Decidió no mencionar que llevaba toda una mañana representando a su cliente, como bien sabía el tribunal, y que no podía haber avisado antes. A los jueces no les gustaba que se ensuciara el expediente con hechos que les hicieran quedar mal.
El juez Paulson la miró sin expresión alguna. —¿Algo más? pensó Sasha.
Y entonces se dio cuenta. —En realidad, sí, su señoría. Incluso si el Sr. Craybill diera su consentimiento, que, de nuevo, para ser claros, no lo hace, pero si lo hiciese, ese consentimiento no podría ser válido. Si es incompetente a los ojos de la ley, entonces, sin duda, no es competente para consentir.
El juez sonrió y dijo: “Es un punto interesante, señora McCandless. Tengo que estar de acuerdo. Hace que uno se detenga y se pregunte en qué están pensando los abogados que piden a sus clientes que consientan en una declaración de incompetencia, ¿no es así, señor Braeburn?”
El rostro de Braeburn se tensó. Sasha vio cómo le latía el pulso en el cuello. Las cejas del juez Paulson subieron por su frente mientras esperaba.
Braeburn se alisó la corbata. Levantó su bolígrafo, para luego dejarlo donde estaba. Finalmente, dijo: “Señoría, no conozco ninguna jurisprudencia que sostenga que una tutela consentida sea inválida a primera vista”.
Salsa débil, pensó Sasha.

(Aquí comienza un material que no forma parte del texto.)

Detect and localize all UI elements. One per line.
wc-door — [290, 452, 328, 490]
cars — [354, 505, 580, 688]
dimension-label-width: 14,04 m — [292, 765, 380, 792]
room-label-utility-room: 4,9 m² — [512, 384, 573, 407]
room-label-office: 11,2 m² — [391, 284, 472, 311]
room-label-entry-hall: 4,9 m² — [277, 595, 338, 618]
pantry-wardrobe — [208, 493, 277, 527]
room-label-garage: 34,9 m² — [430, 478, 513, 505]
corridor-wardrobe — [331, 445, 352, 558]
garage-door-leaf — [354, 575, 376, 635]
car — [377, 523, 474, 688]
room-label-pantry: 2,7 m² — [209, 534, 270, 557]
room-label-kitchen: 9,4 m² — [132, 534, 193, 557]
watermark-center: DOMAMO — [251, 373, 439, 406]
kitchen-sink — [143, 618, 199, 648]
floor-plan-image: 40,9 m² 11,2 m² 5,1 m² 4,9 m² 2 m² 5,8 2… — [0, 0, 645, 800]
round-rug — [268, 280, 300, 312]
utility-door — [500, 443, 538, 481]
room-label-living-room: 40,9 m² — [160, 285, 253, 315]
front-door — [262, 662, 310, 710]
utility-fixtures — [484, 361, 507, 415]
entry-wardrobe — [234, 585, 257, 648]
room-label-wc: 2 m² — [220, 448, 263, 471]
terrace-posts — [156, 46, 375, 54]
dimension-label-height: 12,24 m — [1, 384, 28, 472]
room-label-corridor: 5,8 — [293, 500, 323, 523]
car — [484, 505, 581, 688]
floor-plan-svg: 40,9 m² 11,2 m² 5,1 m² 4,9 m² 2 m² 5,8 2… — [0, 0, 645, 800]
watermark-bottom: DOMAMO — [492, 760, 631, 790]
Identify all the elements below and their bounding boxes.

A juzgar por el bufido que soltó Jed y por la expresión de la cara del juez, no era la única.
El juez Paulson negó con la cabeza. —Eso no es especialmente convincente, Sr. Braeburn; ni tampoco es especialmente persuasivo. En cualquier caso, su petición es denegada. Comencemos, ¿de acuerdo?
Braeburn miró alrededor de la sala, pero no encontró ayuda en la galería vacía. Enderezó los hombros y dijo: “Respetuosamente, su señoría, el Departamento de Servicios para la Tercera Edad cree que su petición establece los fundamentos para declarar al señor Craybill incapacitado y nombrarle un tutor”.

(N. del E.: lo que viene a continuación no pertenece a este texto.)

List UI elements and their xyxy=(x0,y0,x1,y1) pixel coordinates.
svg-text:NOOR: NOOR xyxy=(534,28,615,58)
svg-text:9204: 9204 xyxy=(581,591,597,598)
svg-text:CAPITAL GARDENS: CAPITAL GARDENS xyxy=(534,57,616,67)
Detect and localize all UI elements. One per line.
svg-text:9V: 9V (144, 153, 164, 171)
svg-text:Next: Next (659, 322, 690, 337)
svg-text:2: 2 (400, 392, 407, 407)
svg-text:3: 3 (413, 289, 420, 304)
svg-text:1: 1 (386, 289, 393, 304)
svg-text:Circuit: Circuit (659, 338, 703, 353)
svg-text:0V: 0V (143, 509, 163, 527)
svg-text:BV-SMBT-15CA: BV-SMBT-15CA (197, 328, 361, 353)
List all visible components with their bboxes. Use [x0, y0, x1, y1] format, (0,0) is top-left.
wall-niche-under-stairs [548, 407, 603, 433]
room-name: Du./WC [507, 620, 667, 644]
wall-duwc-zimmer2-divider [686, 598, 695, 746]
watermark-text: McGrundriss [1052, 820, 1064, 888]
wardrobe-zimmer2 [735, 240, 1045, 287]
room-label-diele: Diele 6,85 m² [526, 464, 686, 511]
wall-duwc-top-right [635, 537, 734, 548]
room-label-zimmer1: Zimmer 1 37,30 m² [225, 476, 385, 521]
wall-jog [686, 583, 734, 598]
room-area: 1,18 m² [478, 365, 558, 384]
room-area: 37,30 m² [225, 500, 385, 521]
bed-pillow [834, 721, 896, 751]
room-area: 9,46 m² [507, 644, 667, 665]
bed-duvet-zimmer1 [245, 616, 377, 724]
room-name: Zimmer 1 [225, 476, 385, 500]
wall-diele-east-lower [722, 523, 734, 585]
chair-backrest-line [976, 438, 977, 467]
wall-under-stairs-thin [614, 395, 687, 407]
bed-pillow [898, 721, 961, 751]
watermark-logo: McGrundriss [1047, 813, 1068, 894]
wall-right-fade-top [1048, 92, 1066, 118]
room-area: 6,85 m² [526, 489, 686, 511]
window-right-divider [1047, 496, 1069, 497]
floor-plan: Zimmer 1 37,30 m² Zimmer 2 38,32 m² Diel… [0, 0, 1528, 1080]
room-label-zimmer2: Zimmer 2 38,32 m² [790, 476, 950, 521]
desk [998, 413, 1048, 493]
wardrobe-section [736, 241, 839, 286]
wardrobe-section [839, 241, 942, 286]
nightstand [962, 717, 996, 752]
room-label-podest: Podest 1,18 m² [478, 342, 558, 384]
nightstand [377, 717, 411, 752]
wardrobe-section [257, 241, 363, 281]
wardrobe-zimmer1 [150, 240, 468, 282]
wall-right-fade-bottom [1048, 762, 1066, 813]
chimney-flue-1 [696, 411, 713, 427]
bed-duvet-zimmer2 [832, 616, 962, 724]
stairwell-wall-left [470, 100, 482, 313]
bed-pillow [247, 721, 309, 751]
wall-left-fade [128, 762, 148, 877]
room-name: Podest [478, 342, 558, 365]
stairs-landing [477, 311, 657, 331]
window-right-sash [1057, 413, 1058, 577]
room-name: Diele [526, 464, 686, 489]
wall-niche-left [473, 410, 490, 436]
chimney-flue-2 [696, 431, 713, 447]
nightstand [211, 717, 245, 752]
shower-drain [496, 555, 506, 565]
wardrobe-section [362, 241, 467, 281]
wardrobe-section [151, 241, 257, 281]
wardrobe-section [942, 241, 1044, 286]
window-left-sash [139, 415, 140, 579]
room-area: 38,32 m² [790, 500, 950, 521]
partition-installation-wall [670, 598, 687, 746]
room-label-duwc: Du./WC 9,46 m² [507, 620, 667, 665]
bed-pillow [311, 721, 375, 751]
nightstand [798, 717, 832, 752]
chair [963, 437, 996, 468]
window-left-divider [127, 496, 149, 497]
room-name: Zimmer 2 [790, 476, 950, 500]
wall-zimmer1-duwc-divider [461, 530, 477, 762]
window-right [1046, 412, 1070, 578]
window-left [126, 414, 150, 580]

Braeburn miró al juez, expectante y ansioso. El juez le devolvió la mirada durante un largo instante.
—¿Y?
—¿Su señoría? —preguntó Braeburn, parpadeando.
El juez Paulson suspiró. —Marty, es evidente que el condado cree que el señor Craybill necesita que se le nombre un tutor. ¿Qué tal si me dices en qué se basa esa opinión?

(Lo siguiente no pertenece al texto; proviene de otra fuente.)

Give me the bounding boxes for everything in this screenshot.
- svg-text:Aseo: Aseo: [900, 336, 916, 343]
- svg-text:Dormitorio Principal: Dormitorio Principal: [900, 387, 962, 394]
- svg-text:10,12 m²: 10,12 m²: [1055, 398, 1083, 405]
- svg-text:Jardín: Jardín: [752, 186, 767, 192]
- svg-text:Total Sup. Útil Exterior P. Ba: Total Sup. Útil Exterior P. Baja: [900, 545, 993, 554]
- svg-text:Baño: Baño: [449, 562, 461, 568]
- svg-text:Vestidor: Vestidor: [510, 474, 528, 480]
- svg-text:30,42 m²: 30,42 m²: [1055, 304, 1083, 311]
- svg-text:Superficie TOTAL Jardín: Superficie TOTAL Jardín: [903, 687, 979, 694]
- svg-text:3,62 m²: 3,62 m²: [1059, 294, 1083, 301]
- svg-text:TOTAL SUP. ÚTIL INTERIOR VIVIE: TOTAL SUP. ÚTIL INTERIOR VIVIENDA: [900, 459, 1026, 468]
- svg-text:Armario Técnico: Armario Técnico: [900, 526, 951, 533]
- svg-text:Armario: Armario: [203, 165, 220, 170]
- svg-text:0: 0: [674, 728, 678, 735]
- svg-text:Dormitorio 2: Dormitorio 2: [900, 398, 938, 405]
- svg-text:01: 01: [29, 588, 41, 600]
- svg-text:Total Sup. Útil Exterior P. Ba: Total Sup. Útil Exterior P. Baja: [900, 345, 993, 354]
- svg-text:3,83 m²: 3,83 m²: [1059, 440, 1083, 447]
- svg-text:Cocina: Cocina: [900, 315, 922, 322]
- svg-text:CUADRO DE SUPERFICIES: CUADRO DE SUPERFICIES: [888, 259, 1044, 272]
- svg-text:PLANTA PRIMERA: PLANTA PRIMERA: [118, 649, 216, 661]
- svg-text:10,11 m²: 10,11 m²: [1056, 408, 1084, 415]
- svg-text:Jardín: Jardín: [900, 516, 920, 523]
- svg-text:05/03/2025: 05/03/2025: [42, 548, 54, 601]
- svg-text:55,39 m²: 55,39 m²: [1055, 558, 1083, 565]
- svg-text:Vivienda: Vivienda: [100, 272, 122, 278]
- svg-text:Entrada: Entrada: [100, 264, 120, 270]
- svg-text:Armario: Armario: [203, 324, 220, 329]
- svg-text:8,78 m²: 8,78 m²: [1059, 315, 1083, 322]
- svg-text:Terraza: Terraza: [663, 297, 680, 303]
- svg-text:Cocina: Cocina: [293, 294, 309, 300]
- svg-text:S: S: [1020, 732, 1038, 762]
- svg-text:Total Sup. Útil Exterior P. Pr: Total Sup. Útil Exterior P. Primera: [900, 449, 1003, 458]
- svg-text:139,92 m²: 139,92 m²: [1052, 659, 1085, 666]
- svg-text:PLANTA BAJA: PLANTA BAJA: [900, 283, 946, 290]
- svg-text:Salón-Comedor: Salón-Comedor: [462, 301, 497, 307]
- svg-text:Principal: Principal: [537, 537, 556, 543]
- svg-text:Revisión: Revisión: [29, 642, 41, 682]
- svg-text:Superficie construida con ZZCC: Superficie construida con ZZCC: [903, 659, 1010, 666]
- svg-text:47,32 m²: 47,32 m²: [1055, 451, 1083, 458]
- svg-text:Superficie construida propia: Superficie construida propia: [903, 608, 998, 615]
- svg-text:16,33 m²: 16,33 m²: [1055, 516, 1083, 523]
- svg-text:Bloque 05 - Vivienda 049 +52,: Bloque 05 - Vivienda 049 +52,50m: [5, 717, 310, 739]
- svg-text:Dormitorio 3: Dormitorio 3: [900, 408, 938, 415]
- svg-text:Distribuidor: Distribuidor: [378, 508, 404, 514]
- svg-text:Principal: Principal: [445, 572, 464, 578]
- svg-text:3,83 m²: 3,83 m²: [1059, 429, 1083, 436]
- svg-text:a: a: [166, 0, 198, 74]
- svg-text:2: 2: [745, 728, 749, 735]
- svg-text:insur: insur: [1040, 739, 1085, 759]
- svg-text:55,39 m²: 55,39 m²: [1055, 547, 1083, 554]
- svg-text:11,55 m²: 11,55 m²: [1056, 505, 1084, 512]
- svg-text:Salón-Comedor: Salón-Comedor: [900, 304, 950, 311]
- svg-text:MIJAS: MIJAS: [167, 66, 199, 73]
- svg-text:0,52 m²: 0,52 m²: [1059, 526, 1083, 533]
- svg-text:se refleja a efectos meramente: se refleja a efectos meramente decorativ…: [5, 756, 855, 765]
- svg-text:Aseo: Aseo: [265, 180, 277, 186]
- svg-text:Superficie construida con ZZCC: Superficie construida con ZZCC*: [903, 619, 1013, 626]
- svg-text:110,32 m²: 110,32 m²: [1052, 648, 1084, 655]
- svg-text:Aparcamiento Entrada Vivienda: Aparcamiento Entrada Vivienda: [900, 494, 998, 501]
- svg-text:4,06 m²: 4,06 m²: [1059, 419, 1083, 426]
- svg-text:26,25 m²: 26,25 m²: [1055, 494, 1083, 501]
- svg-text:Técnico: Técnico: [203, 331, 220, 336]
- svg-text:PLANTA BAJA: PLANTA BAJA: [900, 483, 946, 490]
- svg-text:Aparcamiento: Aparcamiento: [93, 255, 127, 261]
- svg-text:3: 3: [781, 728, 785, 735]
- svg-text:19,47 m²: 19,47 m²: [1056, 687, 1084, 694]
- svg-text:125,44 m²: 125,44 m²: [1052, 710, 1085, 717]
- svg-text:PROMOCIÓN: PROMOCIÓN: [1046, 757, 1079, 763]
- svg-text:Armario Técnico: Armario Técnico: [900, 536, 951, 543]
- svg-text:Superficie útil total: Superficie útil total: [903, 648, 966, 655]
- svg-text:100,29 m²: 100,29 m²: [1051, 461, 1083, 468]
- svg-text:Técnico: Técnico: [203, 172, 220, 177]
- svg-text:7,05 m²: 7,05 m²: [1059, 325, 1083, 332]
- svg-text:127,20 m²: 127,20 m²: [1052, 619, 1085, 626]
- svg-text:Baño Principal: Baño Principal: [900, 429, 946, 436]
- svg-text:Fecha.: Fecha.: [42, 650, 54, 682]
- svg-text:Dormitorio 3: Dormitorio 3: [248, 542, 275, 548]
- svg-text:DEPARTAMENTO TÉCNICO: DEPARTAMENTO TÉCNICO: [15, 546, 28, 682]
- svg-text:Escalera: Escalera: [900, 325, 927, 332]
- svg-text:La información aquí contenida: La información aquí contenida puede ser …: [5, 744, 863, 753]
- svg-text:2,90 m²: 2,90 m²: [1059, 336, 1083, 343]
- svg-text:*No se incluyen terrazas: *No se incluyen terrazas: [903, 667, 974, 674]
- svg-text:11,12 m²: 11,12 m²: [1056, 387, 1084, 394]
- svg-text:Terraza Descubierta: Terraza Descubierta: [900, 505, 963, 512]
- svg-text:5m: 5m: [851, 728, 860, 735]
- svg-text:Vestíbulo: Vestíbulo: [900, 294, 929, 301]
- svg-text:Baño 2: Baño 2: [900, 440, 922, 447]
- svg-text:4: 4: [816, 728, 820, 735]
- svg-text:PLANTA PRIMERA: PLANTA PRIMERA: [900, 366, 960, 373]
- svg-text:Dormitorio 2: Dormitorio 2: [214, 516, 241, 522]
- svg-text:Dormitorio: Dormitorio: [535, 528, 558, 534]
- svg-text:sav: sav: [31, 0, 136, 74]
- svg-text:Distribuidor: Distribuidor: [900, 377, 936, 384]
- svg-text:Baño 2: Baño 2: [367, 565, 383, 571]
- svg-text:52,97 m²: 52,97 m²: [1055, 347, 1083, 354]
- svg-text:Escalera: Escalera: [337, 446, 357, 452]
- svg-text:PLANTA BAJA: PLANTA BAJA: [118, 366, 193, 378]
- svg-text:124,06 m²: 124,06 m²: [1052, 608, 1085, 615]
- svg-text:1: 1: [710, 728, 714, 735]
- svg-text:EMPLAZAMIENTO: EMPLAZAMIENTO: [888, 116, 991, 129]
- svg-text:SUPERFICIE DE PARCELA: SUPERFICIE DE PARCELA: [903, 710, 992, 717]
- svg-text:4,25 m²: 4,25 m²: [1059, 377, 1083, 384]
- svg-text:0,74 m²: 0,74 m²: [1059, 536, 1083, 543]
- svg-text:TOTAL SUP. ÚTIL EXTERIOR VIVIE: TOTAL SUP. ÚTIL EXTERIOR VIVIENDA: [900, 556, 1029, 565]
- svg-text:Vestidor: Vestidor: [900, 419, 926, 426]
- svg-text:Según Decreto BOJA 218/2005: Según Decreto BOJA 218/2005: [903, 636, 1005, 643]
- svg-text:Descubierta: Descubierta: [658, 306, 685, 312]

Braeburn tartamudeó. —Respetuosamente, juez, la petición... bueno, habla por sí misma.
Sasha puso los ojos en blanco. A los abogados les encantaba decir que los documentos hablaban por sí mismos. Era una afirmación sin sentido. Lo que querían decir era que un documento escrito era la mejor prueba de su propio contenido, pero eso también era un argumento bastante insignificante.
Las cejas del juez Paulson se juntaron en una uve enfadada. —Abogado, ¿me está diciendo que no está dispuesto a presentar nada como prueba? ¿Quiere basarse únicamente en el contenido de su petición para presentar su caso? ¿Sin testigos?
Braeburn no pudo evitar que su propia irritación se reflejara en su respuesta. —Su señoría, sabe que la gente del Departamento de Servicios para la Tercera Edad está muy ocupada estos días. No podría, en conciencia, pedirle a una trabajadora social que quemara una tarde sentada en el tribunal cuando es tan evidente que el señor Craybill necesita que se le nombre un tutor.